2.The application of the method of venting heat from the internal organs
Although cerebral hemorrhage is stasis in the brain, it can affect the internal organs such as lung, stomach and intestines, resulting in heat and stasis intertwined and manifesting as internal stagnation of heat. According to Lu Yanchun and others, the acute stage of cerebral hemorrhage is mainly focused on the symptoms of the standard reality, at this time, the use of the method of venting heat from the internal organs can attack and expel phlegm and stagnant blood, unblock the internal qi, eliminate toxins, and play the effect of “pulling out the fire from the bottom”, and has the function of lowering intracranial pressure and eliminating hematoma.

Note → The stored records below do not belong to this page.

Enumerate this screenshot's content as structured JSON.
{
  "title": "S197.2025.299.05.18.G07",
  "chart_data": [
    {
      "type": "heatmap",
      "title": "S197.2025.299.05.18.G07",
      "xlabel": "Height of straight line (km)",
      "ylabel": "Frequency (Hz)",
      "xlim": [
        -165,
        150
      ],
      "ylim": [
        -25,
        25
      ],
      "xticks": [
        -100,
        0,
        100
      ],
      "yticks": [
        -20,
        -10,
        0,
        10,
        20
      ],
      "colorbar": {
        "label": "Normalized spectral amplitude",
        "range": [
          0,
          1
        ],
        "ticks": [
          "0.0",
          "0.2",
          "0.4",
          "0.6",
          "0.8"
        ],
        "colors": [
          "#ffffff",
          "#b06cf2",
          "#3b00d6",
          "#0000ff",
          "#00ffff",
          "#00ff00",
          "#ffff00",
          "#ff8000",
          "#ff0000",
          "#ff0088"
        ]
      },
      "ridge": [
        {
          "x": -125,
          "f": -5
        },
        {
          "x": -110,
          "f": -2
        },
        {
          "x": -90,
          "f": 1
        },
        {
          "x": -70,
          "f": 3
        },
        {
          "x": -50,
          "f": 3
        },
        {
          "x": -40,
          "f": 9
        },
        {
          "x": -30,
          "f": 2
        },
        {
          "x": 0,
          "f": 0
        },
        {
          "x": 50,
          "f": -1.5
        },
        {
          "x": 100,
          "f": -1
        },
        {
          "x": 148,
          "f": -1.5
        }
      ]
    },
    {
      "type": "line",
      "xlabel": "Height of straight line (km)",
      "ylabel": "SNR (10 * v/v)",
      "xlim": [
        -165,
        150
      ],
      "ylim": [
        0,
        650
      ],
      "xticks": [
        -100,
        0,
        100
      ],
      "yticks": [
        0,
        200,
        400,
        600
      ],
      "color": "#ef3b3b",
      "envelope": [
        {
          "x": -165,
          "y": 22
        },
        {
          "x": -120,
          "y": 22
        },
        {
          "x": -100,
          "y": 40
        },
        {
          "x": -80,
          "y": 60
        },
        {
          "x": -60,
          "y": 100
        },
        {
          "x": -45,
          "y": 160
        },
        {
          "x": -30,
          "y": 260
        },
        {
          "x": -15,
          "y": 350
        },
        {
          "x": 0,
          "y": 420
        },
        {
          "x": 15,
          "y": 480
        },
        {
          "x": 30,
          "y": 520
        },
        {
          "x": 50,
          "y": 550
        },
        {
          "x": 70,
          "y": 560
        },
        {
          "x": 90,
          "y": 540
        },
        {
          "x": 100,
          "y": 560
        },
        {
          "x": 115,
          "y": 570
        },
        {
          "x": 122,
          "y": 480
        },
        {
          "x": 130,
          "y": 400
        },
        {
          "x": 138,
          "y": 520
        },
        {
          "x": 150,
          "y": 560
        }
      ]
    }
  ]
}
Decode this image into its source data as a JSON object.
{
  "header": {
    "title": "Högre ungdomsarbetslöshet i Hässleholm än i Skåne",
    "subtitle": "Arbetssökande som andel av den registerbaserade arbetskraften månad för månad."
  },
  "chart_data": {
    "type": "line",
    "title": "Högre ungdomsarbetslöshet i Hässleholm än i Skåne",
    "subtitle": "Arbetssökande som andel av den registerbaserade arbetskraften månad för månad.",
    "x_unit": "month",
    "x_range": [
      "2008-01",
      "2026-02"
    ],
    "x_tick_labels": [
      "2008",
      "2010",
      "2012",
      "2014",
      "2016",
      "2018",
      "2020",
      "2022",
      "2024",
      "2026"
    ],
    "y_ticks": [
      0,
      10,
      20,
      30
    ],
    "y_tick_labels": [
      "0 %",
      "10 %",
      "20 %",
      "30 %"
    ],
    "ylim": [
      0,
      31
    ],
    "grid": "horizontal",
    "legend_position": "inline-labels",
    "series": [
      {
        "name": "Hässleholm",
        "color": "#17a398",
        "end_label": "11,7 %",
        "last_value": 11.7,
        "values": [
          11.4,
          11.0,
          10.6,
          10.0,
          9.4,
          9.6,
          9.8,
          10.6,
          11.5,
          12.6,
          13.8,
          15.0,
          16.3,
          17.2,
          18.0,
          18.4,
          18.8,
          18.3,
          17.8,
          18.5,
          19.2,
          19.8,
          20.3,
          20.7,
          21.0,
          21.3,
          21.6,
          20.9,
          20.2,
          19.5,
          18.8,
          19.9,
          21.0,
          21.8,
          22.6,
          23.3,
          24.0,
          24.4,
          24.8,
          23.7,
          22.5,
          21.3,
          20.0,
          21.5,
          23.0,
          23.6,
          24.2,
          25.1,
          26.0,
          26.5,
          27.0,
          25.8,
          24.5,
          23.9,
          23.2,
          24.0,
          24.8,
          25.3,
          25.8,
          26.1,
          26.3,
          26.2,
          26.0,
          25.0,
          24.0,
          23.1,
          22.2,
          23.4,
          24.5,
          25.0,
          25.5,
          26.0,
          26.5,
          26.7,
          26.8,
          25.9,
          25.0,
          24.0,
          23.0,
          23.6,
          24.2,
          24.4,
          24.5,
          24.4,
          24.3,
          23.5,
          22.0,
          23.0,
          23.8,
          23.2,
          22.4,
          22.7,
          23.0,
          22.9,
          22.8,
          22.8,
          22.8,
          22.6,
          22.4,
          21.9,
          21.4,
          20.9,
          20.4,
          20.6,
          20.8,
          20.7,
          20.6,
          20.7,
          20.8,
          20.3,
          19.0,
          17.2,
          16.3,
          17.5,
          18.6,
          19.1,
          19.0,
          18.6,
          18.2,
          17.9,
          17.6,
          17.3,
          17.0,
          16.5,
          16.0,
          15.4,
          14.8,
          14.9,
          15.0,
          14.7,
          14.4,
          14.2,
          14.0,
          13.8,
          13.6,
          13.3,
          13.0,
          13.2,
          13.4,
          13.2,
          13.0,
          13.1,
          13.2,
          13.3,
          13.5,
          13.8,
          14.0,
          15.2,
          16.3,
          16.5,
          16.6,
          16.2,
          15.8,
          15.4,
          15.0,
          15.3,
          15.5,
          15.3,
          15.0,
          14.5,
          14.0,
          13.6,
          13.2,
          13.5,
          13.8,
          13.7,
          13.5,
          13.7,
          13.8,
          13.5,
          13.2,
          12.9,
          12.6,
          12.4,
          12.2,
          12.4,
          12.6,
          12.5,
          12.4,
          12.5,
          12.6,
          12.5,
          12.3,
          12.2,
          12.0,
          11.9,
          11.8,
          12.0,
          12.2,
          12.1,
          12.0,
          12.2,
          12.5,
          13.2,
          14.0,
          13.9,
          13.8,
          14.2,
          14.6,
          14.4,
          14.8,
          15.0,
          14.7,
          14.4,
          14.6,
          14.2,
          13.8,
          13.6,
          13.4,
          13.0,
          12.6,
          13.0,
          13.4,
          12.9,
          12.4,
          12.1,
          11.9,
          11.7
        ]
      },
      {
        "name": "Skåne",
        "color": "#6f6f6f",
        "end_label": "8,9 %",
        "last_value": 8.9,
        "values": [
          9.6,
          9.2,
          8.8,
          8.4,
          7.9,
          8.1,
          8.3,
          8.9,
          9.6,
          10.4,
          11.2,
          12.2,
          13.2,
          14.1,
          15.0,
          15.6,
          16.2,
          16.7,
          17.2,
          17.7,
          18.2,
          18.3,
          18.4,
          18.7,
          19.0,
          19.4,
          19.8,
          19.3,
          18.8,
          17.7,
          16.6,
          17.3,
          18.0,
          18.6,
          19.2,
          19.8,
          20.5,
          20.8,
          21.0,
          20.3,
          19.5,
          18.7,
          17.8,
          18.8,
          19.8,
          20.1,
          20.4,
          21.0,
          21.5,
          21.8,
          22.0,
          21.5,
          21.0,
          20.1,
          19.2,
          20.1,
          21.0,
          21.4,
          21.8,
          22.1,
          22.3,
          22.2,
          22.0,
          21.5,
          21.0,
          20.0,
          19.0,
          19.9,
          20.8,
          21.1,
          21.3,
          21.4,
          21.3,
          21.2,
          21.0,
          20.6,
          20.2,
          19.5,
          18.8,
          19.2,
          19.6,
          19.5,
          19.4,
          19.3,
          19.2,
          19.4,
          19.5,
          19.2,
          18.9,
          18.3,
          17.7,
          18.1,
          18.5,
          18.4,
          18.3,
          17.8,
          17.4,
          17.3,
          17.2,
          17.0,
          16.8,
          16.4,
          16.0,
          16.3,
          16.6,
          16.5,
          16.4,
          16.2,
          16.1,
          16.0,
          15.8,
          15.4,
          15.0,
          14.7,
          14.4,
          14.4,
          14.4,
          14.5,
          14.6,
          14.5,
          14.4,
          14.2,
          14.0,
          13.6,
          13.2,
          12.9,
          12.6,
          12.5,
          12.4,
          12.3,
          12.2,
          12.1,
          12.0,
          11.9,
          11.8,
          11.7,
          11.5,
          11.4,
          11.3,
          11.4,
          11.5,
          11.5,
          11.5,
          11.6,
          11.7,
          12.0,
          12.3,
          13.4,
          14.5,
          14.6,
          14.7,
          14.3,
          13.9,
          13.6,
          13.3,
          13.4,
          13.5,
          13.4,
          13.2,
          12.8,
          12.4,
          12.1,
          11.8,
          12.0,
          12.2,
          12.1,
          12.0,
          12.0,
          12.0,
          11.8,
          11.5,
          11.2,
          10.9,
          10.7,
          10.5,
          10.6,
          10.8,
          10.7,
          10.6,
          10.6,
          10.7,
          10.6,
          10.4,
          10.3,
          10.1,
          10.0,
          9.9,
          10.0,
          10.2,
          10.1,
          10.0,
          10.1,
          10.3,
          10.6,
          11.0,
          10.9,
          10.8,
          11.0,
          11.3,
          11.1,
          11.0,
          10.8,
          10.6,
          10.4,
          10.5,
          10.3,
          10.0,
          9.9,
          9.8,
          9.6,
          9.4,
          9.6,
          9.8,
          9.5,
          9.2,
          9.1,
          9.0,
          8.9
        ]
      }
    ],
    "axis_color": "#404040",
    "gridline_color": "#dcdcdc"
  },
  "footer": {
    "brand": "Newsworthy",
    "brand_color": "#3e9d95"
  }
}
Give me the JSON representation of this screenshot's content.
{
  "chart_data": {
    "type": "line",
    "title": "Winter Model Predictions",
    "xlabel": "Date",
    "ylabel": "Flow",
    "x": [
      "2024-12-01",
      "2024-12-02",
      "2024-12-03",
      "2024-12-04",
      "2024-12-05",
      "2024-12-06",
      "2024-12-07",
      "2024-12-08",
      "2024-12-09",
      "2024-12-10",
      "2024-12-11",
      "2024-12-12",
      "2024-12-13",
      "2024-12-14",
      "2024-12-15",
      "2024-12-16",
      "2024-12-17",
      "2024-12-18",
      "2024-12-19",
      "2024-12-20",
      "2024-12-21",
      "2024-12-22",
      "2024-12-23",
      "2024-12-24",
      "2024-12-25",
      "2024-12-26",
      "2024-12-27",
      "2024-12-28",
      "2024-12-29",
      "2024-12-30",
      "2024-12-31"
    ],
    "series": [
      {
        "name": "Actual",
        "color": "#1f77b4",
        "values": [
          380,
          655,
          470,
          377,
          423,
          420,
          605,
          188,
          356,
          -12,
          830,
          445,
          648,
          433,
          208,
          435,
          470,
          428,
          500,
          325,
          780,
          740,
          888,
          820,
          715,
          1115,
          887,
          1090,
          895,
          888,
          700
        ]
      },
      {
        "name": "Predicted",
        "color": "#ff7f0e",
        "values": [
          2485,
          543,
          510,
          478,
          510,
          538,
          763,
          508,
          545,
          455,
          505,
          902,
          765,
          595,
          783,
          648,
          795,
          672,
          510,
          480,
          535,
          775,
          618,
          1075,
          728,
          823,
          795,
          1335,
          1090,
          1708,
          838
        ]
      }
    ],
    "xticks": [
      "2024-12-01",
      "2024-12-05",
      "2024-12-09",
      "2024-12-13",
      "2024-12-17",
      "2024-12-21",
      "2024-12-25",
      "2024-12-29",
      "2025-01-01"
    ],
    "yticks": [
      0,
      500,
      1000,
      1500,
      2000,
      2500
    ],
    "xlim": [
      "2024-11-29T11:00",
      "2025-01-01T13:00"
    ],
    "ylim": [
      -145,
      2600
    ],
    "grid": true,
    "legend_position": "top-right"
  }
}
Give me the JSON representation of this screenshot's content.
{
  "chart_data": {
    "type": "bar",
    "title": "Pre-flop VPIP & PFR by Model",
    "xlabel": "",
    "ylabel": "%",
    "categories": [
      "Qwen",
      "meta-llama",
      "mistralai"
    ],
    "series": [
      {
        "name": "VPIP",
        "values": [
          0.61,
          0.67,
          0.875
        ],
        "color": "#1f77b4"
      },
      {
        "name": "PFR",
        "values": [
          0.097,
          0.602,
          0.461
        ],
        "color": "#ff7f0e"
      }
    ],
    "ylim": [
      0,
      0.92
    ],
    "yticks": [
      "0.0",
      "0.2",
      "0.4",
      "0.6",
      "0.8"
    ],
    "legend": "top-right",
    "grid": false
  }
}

3.Application of phlegm and stasis treatment method
The clinical study on the application of Luo Lebo’s treatment of cerebral hemorrhage by dispelling stasis, resolving phlegm and clearing blood vessels shows that the method of treating phlegm and stasis together has good effect on promoting patients’ recovery and reducing the mortality and disability rate, with the total effective rate reaching 82.1%.
IV. Outlook
HICH is a common neurological disease in middle-aged and elderly people, with high disability and death rates. Once a cerebral hemorrhage occurs, the patient should be promptly sent to the hospital to determine whether the patient is still bleeding by current advanced imaging technology, to reduce the increase of hematoma using measures such as blood pressure control, to promptly operate to relieve the damage to brain tissue caused by the hematoma, to control all factors that may aggravate clinical symptoms, and to promote the patient’s recovery. There are still no effective interventions for cerebral hemorrhage, and there is a long way to go to strengthen clinical treatment research.